En misant sur les traitements innovants contre l’obésité, le gouvernement britannique espère faire d’une pierre deux coups : réduire la pression sur son système de santé public en crise et inciter les personnes en surpoids à retrouver un emploi. Pour cela, il vient d’annoncer un partenariat majeur avec le laboratoire américain Eli Lilly, créateur de médicaments prometteurs dans ce domaine.
Un investissement « très important pour l’économie »
Lors d’un sommet organisé lundi à Londres, le gouvernement a dévoilé un accord avec Eli Lilly prévoyant un investissement de 279 millions de livres (335 millions d’euros) au Royaume-Uni de la part du géant pharmaceutique. Selon le Premier ministre Keir Starmer, ce traitement sera « très utile aux personnes qui veulent perdre du poids » mais aussi « très important pour l’économie afin que les gens puissent retourner au travail ».
L’objectif est double : soulager le NHS, le système de santé publique britannique exsangue après des années de sous-financement, tout en remettant des personnes obèses sur le chemin de l’emploi. Car l’obésité coûterait 11 milliards de livres par an au NHS, « plus encore que le tabagisme » selon le ministre de la Santé Wes Streeting. Elle pousserait certains à cesser de travailler et d’autres à prendre en moyenne quatre jours d’arrêt maladie de plus chaque année.
Une étude à grande échelle près de Manchester
Pour tester grandeur nature l’impact de ces nouveaux traitements, un laboratoire « accélérateur d’innovation » va voir le jour près de Manchester.

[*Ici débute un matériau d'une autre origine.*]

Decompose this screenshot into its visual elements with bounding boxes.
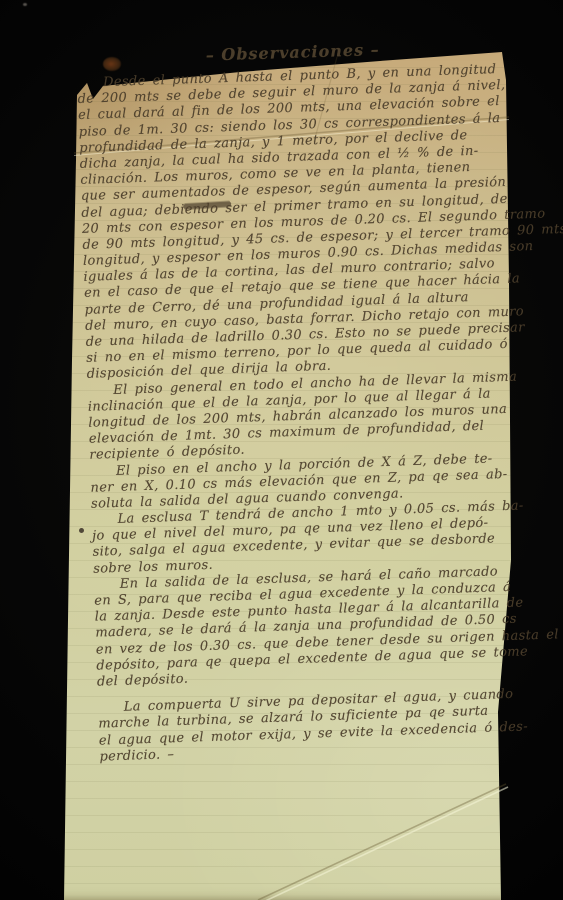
ink-blot — [79, 528, 84, 533]
manuscript-text: – Observaciones – Desde el punto A hasta… — [76, 36, 532, 766]
photo-background: – Observaciones – Desde el punto A hasta… — [0, 0, 563, 900]
dust-speck — [23, 3, 27, 6]
manuscript-lines: Desde el punto A hasta el punto B, y en … — [77, 62, 533, 766]
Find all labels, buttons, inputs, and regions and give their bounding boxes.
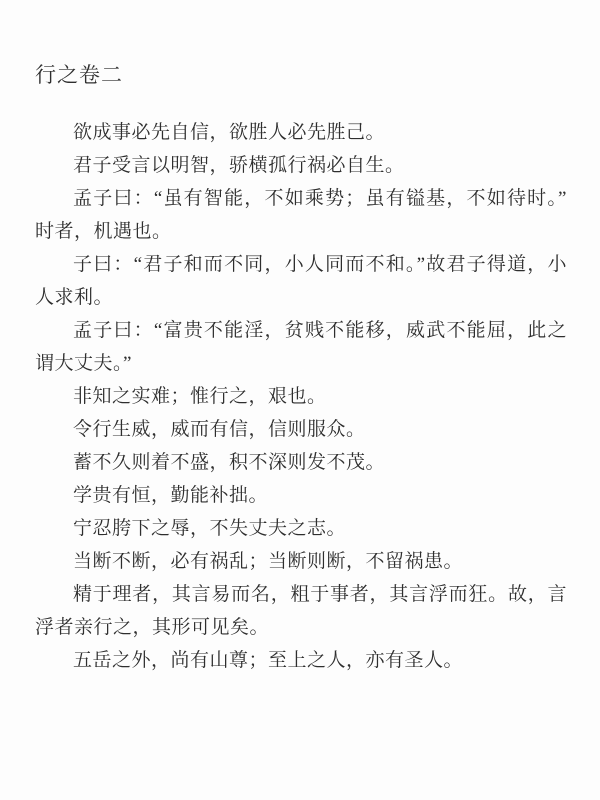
paragraph: 孟子曰：“富贵不能淫，贫贱不能移，威武不能屈，此之谓大丈夫。”: [35, 314, 567, 380]
page-title: 行之卷二: [35, 62, 567, 88]
paragraph: 学贵有恒，勤能补拙。: [35, 479, 567, 512]
paragraph: 宁忍胯下之辱，不失丈夫之志。: [35, 512, 567, 545]
paragraph: 君子受言以明智，骄横孤行祸必自生。: [35, 149, 567, 182]
paragraph: 欲成事必先自信，欲胜人必先胜己。: [35, 116, 567, 149]
paragraph: 蓄不久则着不盛，积不深则发不茂。: [35, 446, 567, 479]
paragraph: 精于理者，其言易而名，粗于事者，其言浮而狂。故，言浮者亲行之，其形可见矣。: [35, 578, 567, 644]
paragraph: 子曰：“君子和而不同，小人同而不和。”故君子得道，小人求利。: [35, 248, 567, 314]
paragraph: 孟子曰：“虽有智能，不如乘势；虽有镒基，不如待时。”时者，机遇也。: [35, 182, 567, 248]
paragraph: 令行生威，威而有信，信则服众。: [35, 413, 567, 446]
document-page: 行之卷二 欲成事必先自信，欲胜人必先胜己。 君子受言以明智，骄横孤行祸必自生。 …: [0, 0, 600, 800]
text-body: 欲成事必先自信，欲胜人必先胜己。 君子受言以明智，骄横孤行祸必自生。 孟子曰：“…: [35, 116, 567, 677]
paragraph: 五岳之外，尚有山尊；至上之人，亦有圣人。: [35, 644, 567, 677]
paragraph: 当断不断，必有祸乱；当断则断，不留祸患。: [35, 545, 567, 578]
paragraph: 非知之实难；惟行之，艰也。: [35, 380, 567, 413]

Pendant cinq ans, il évaluera les effets du Mounjaro, le médicament phare d’Eli Lilly dans ce domaine, autorisé récemment au Royaume-Uni. D’après le Telegraph, 3000 personnes obèses au chômage, en intérim ou en arrêt maladie seront recrutées pour cette vaste étude. Le but : déterminer si la prise de ce traitement leur permet effectivement de reprendre une activité professionnelle.
Le ministre de la Santé a toutefois souligné que ces médicaments ne devaient pas faire oublier l’importance d’adopter un mode de vie sain en parallèle. Car si le Royaume-Uni fait partie des pays les plus touchés par l’obésité en Europe avec 26% d’adultes concernés, ces traitements restent un outil parmi d’autres pour tenter d’endiguer ce fléau.
Des critiques sur l’efficacité de cette stratégie
Malgré les espoirs suscités par cette annonce, des voix s’élèvent déjà pour critiquer cette approche. Selon Chris Thomas, directeur du think tank IPPR, il ne sert à rien de renvoyer des personnes obèses dans un environnement de travail nocif pour leur santé. Pour lui, les employeurs doivent d’abord garantir à leurs salariés un accès à une nourriture saine, sous peine de sanctions. La pression et les horaires décalés favoriseraient en effet la malbouffe.
Une forte pression et des horaires décalés peuvent inciter les travailleurs à dépendre davantage de plats à emporter.
– Chris Thomas, directeur du think tank IPPR
Plutôt que de miser uniquement sur des injections anti-obésité, le gouvernement devrait donc aussi s’attaquer aux causes profondes du problème en responsabilisant les entreprises. Certains évoquent des normes de bonne santé au travail contraignantes ou des sanctions pour celles affichant un taux de démissions pour raisons de santé jugé inacceptable. Autant de pistes qui pourraient compléter utilement la stratégie audacieuse des autorités britanniques pour relancer l’emploi via la lutte contre l’obésité.